The branching-ruin number and the critical parameter of once-reinforced random walk on trees

TL;DR

This paper introduces the branching-ruin number as a new measure of trees with polynomial growth and proves it determines the phase transition point for recurrence or transience of once-reinforced and related self-interacting random walks on trees.

Contribution

It defines the branching-ruin number and establishes its equivalence to the critical parameter for recurrence/transience, providing a comprehensive criterion for self-interacting walks on trees.

Findings

Branching-ruin number equals the critical parameter for recurrence/transience.

Provides a computable criterion for phase transition of self-interacting walks.
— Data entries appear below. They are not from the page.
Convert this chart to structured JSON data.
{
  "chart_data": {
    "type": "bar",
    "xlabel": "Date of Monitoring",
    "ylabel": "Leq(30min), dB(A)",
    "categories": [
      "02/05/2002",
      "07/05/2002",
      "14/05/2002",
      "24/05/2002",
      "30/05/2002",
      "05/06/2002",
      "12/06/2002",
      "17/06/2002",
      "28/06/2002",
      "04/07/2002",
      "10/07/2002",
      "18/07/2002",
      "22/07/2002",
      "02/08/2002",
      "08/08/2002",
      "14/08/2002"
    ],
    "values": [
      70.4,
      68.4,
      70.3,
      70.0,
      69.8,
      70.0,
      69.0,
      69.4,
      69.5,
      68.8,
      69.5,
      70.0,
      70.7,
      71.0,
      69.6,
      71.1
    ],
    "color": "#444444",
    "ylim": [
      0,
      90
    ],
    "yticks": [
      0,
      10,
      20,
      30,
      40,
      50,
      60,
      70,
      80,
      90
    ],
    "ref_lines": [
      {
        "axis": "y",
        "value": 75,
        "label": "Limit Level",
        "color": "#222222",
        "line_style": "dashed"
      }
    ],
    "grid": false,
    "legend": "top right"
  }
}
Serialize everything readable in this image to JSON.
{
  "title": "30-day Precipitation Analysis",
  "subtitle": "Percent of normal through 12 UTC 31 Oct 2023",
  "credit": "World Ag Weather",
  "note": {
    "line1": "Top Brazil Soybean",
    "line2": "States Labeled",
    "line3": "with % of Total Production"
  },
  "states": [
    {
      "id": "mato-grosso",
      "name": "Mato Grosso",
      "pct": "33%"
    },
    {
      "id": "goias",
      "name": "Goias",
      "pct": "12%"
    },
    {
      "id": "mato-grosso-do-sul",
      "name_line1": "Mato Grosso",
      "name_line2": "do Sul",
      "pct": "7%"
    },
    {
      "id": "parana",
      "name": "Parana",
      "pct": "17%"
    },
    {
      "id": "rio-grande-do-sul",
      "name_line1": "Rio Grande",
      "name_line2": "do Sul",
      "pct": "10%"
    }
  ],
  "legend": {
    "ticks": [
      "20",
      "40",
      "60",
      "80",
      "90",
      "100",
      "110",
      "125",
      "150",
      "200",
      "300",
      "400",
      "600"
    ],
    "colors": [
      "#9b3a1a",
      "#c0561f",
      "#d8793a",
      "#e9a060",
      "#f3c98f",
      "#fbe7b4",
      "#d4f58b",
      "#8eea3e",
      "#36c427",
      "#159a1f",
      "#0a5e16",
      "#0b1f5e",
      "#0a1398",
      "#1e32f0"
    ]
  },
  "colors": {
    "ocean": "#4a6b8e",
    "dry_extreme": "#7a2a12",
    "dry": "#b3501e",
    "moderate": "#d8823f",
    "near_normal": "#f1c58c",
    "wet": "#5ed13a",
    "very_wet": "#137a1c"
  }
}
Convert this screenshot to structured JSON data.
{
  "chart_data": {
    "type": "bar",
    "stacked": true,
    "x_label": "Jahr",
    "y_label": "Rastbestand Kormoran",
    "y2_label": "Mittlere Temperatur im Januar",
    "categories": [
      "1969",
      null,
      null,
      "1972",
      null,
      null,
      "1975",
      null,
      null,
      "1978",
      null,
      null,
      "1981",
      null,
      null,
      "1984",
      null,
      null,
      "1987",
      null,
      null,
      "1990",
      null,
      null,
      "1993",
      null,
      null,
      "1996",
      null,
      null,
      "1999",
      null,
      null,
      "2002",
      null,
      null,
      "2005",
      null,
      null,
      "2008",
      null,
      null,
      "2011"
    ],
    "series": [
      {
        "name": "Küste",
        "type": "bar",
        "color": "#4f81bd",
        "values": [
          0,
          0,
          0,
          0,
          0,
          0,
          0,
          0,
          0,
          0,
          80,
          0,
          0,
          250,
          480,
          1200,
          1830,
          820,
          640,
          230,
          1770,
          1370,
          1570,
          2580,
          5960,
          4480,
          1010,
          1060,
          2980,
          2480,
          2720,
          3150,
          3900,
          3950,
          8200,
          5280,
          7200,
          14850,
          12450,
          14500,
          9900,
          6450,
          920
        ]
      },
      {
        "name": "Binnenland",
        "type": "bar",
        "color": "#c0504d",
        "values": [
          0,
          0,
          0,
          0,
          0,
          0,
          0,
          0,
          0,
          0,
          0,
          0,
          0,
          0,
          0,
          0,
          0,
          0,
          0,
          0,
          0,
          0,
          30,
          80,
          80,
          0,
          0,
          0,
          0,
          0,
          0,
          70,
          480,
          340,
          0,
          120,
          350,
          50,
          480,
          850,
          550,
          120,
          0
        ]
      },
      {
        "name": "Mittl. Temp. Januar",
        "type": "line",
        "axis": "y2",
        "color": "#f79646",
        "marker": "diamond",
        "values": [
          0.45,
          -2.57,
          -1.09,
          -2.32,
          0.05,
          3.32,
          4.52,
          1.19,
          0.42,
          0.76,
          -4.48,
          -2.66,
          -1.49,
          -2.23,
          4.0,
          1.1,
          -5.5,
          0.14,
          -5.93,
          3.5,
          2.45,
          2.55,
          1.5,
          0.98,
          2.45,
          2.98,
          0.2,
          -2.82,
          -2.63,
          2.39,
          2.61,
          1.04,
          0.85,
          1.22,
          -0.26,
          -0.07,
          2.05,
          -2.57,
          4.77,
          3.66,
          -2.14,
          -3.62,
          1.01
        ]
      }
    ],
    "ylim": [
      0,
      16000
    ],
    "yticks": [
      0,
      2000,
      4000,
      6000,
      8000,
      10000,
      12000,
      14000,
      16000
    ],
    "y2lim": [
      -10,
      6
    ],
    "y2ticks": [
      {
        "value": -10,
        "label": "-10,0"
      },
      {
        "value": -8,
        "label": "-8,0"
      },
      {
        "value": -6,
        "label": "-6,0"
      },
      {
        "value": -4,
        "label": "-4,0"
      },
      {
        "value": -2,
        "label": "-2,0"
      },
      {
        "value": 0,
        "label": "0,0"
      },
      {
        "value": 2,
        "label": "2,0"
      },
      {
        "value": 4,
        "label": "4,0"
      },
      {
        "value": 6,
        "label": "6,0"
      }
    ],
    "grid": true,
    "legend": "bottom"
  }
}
Completes the understanding of phase transitions for these processes on trees.

Abstract

The motivation for this paper is the study of the phase transition for recurrence/transience of a class of self-interacting random walks on trees, which includes the once-reinforced random walk. For this purpose, we define a quantity, that we call the branching-ruin number of a tree, which provides (in the spirit of Furstenberg, 1970, and Lyons, 1990) a natural way to measure trees with polynomial growth. We prove that the branching-ruin number of a tree is equal to the critical parameter for the recurrence/transience of the once-reinforced random walk. We define a sharp and effective (i.e. computable) criterion characterizing the recurrence/transience of a larger class of self-interacting walks on trees, providing the complete picture for their phase transition.